Support Vector Machines (SVMs)

In words...

Support vector machines (SVMs) are binary classifiers that can be introduced with different viewpoints. In the linear case, they can be seen as an extension of the optimal separating hyperplane or as a regularized learning algorithm. In the nonlinear case discussed here, they can be seen as an extension of the optimal separating hyperplane in feature space based on the kernel trick or as a regularized learning algorithm in Reproducing Kernel Hilbert Space (RKHS).
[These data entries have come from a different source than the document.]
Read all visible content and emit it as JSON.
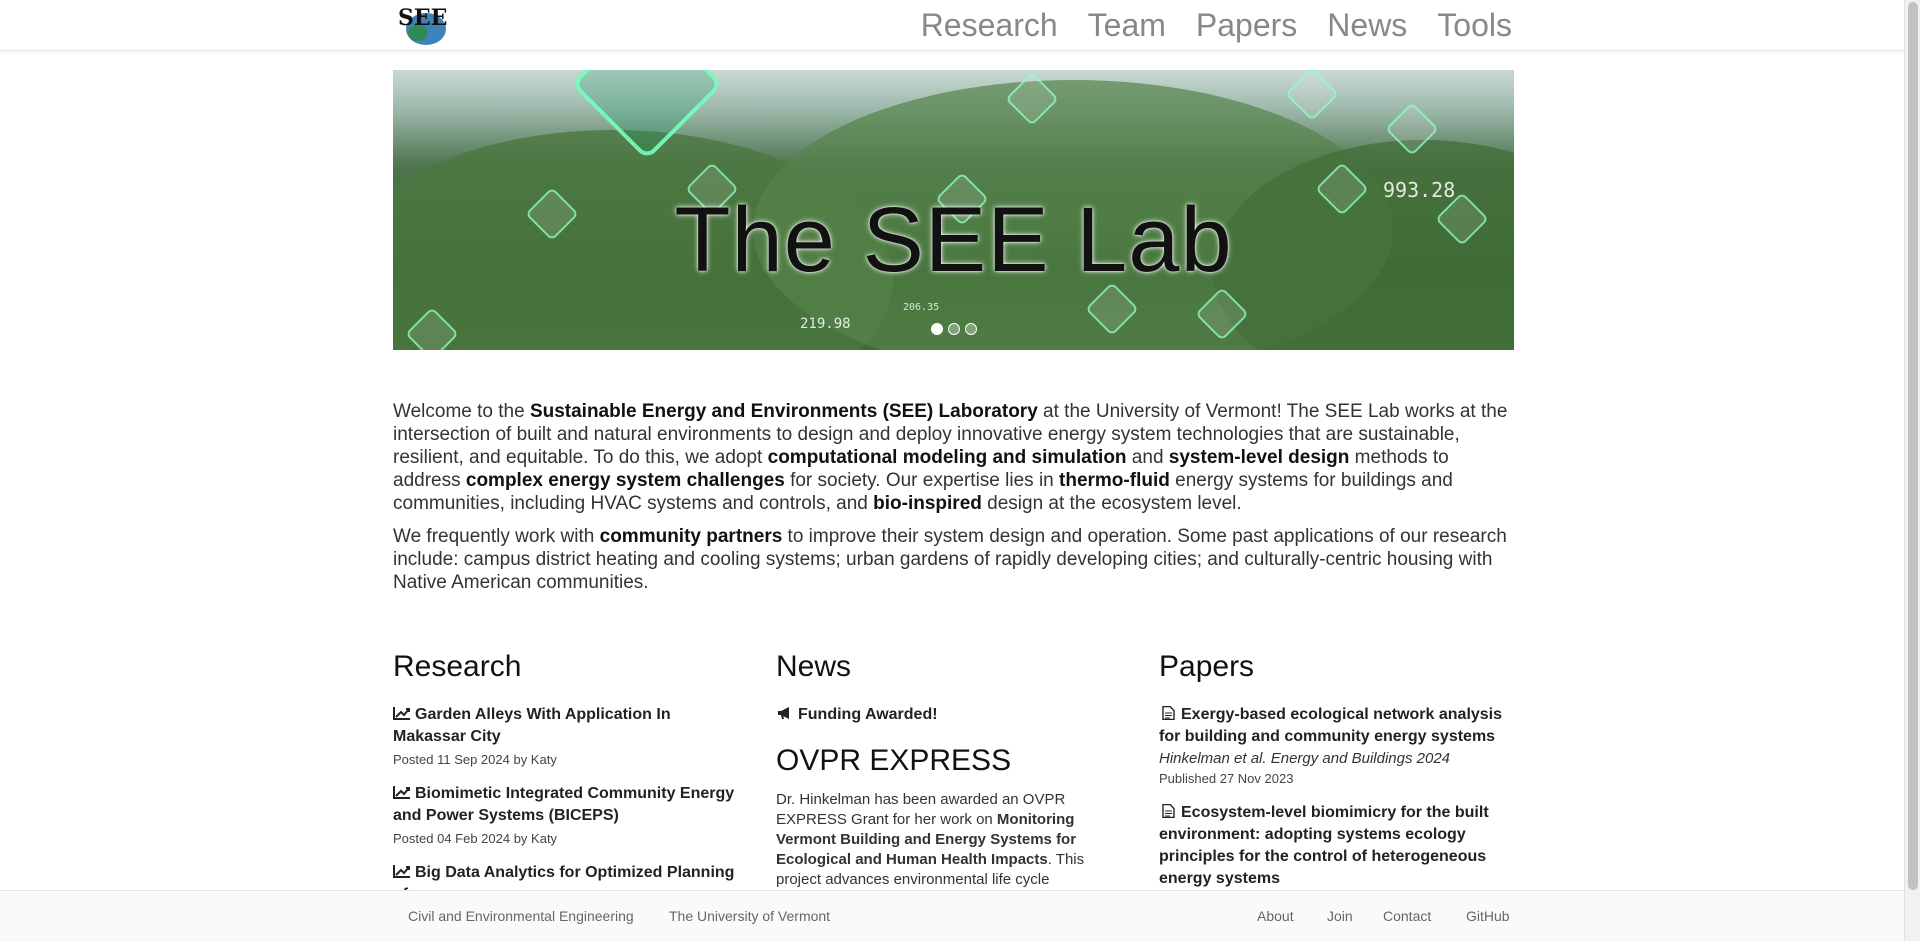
{
  "header": {
    "logo_text": "SEE",
    "nav": [
      "Research",
      "Team",
      "Papers",
      "News",
      "Tools"
    ]
  },
  "hero": {
    "title": "The SEE Lab",
    "overlay_number_right": "993.28",
    "overlay_number_left": "219.98",
    "overlay_number_small": "206.35",
    "slides_total": 3,
    "slide_active": 1
  },
  "intro": {
    "p1": [
      {
        "t": "Welcome to the ",
        "b": false
      },
      {
        "t": "Sustainable Energy and Environments (SEE) Laboratory",
        "b": true
      },
      {
        "t": " at the University of Vermont! The SEE Lab works at the intersection of built and natural environments to design and deploy innovative energy system technologies that are sustainable, resilient, and equitable. To do this, we adopt ",
        "b": false
      },
      {
        "t": "computational modeling and simulation",
        "b": true
      },
      {
        "t": " and ",
        "b": false
      },
      {
        "t": "system-level design",
        "b": true
      },
      {
        "t": " methods to address ",
        "b": false
      },
      {
        "t": "complex energy system challenges",
        "b": true
      },
      {
        "t": " for society. Our expertise lies in ",
        "b": false
      },
      {
        "t": "thermo-fluid",
        "b": true
      },
      {
        "t": " energy systems for buildings and communities, including HVAC systems and controls, and ",
        "b": false
      },
      {
        "t": "bio-inspired",
        "b": true
      },
      {
        "t": " design at the ecosystem level.",
        "b": false
      }
    ],
    "p2": [
      {
        "t": "We frequently work with ",
        "b": false
      },
      {
        "t": "community partners",
        "b": true
      },
      {
        "t": " to improve their system design and operation. Some past applications of our research include: campus district heating and cooling systems; urban gardens of rapidly developing cities; and culturally-centric housing with Native American communities.",
        "b": false
      }
    ]
  },
  "research": {
    "heading": "Research",
    "items": [
      {
        "title": "Garden Alleys With Application In Makassar City",
        "meta": "Posted 11 Sep 2024 by Katy"
      },
      {
        "title": "Biomimetic Integrated Community Energy and Power Systems (BICEPS)",
        "meta": "Posted 04 Feb 2024 by Katy"
      },
      {
        "title": "Big Data Analytics for Optimized Planning of",
        "meta": ""
      }
    ]
  },
  "news": {
    "heading": "News",
    "item_title": "Funding Awarded!",
    "post_heading": "OVPR EXPRESS",
    "body_parts": [
      {
        "t": "Dr. Hinkelman has been awarded an OVPR EXPRESS Grant for her work on ",
        "b": false
      },
      {
        "t": "Monitoring Vermont Building and Energy Systems for Ecological and Human Health Impacts",
        "b": true
      },
      {
        "t": ". This project advances environmental life cycle",
        "b": false
      }
    ]
  },
  "papers": {
    "heading": "Papers",
    "items": [
      {
        "title": "Exergy-based ecological network analysis for building and community energy systems",
        "cite": "Hinkelman et al. Energy and Buildings 2024",
        "meta": "Published 27 Nov 2023"
      },
      {
        "title": "Ecosystem-level biomimicry for the built environment: adopting systems ecology principles for the control of heterogeneous energy systems",
        "cite": "",
        "meta": ""
      }
    ]
  },
  "footer": {
    "left": [
      "Civil and Environmental Engineering",
      "The University of Vermont"
    ],
    "right": [
      "About",
      "Join",
      "Contact",
      "GitHub"
    ]
  },
  "colors": {
    "accent_green": "#2f5a29",
    "hex_glow": "#8cffc8"
  }
}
Training an SVM amounts to solving a convex quadratic programming problem, while predictions are computed via a linear combination of kernel functions.

In pictures...

The plot below shows the classification obtained by an SVM trained with the data set plotted as dots.
The support vectors are the highlighted points either lying on the margin boundary, in the margin (the grey-shaded area), or misclassified.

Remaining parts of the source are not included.